The price of free visas 

News of Poland joining the scheme came just days before the October parliamentary ballot in which the incumbent Law and Justice (PiS) party was re-elected, setting off speculation about the price tag of the agreement.

“The timing of the announcement was decided to support the Polish government. I have no doubts about that,” Zaborowski told Al Jazeera.

“In exchange for the visas, which have little practical meaning, we were willing to offer to buy F-35 planes, which we do not need at all.”

During US Vice President Mike Pence’s visit in Poland in September, Poland also ditched plans for a digital tax, which it planned to levy on companies such as Google and Uber, and signed a cooperation agreement on 5G technology, cutting out Chinese tech leader Huawei. 

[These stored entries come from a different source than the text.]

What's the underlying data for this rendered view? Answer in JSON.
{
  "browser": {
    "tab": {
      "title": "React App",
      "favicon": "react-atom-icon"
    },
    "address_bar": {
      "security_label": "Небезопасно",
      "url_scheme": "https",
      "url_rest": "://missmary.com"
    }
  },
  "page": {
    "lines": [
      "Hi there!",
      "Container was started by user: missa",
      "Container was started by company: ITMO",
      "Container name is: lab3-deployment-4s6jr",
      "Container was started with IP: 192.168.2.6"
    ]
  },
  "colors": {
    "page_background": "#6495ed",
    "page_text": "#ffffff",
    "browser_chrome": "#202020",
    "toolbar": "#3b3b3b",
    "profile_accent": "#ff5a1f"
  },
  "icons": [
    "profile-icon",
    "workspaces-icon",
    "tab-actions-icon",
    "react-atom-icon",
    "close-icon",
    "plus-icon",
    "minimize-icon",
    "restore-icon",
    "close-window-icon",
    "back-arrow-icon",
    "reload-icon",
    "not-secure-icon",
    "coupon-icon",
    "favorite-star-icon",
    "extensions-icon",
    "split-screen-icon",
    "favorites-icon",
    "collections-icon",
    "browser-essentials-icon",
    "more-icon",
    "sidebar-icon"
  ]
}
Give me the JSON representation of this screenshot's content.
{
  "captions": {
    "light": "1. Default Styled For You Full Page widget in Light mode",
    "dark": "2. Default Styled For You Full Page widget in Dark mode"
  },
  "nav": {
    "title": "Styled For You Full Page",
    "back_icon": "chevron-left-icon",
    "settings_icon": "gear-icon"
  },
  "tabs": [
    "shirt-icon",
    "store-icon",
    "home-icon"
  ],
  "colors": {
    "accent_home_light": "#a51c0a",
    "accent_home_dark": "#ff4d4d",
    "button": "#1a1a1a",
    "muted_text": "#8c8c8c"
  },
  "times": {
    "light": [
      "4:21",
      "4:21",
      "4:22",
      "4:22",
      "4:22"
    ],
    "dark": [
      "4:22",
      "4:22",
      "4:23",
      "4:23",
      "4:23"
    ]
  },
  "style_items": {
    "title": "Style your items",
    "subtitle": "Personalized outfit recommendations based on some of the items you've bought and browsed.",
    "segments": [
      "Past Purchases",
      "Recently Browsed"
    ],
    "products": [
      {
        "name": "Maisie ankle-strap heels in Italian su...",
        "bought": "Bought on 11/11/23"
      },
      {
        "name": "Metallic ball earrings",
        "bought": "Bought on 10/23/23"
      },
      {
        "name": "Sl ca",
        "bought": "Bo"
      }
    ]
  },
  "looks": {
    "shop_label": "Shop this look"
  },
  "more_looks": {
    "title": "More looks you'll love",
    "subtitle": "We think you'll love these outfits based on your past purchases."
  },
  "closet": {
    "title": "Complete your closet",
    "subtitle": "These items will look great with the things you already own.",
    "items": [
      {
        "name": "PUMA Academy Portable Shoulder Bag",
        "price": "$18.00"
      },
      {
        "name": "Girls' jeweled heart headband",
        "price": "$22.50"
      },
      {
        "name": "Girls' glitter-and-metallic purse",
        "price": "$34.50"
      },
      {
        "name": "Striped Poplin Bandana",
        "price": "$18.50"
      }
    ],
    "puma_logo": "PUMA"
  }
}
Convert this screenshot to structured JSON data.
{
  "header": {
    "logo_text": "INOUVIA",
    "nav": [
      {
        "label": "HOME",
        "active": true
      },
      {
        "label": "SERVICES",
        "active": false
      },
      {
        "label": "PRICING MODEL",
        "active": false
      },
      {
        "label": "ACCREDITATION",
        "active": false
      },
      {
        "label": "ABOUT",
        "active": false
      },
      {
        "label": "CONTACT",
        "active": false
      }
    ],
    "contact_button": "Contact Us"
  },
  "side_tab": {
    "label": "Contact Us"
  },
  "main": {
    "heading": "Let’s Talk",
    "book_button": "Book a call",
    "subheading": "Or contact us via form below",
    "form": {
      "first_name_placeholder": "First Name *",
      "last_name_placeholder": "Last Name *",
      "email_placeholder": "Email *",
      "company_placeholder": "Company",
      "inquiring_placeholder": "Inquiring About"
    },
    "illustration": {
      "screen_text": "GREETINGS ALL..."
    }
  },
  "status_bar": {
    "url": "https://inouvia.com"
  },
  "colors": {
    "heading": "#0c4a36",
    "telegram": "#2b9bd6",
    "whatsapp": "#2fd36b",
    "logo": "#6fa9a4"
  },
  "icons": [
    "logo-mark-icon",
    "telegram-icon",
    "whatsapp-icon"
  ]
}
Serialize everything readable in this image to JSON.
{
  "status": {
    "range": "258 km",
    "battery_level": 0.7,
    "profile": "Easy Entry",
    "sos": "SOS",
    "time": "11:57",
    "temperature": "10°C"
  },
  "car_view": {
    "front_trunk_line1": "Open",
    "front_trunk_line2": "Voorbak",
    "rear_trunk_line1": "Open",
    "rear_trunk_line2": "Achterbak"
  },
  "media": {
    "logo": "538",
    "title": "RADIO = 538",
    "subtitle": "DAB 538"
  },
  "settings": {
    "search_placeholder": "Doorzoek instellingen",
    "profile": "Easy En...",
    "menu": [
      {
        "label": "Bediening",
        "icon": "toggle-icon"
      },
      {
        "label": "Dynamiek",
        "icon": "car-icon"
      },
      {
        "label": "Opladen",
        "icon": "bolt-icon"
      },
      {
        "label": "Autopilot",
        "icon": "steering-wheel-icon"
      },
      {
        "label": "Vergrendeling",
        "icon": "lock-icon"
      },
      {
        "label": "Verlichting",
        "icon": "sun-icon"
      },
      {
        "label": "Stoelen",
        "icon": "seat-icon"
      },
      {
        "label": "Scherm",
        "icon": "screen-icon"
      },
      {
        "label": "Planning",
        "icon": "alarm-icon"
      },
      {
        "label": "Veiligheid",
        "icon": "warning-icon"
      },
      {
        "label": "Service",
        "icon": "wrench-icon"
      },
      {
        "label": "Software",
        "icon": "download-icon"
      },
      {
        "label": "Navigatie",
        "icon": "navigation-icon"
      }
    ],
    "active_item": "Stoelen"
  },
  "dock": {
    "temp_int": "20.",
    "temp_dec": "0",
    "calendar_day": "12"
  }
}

Yet there could be something in this deal for Trump, too. 

There are currently an estimated 10 million Poles in the US. And between two and eight percent of them (200,000 – 800,000) live across three key marginal states: Pennsylvania, which Trump won in 2016 by just 44,292 votes; Wisconsin, where Trump won by a margin of 22,748; and Michigan, which Trump took by a margin of just 10,704.

“The [visa] decision could actually help Trump’s campaign, as he stands for re-election next year, knowing that every vote will count,” said Wroblewski.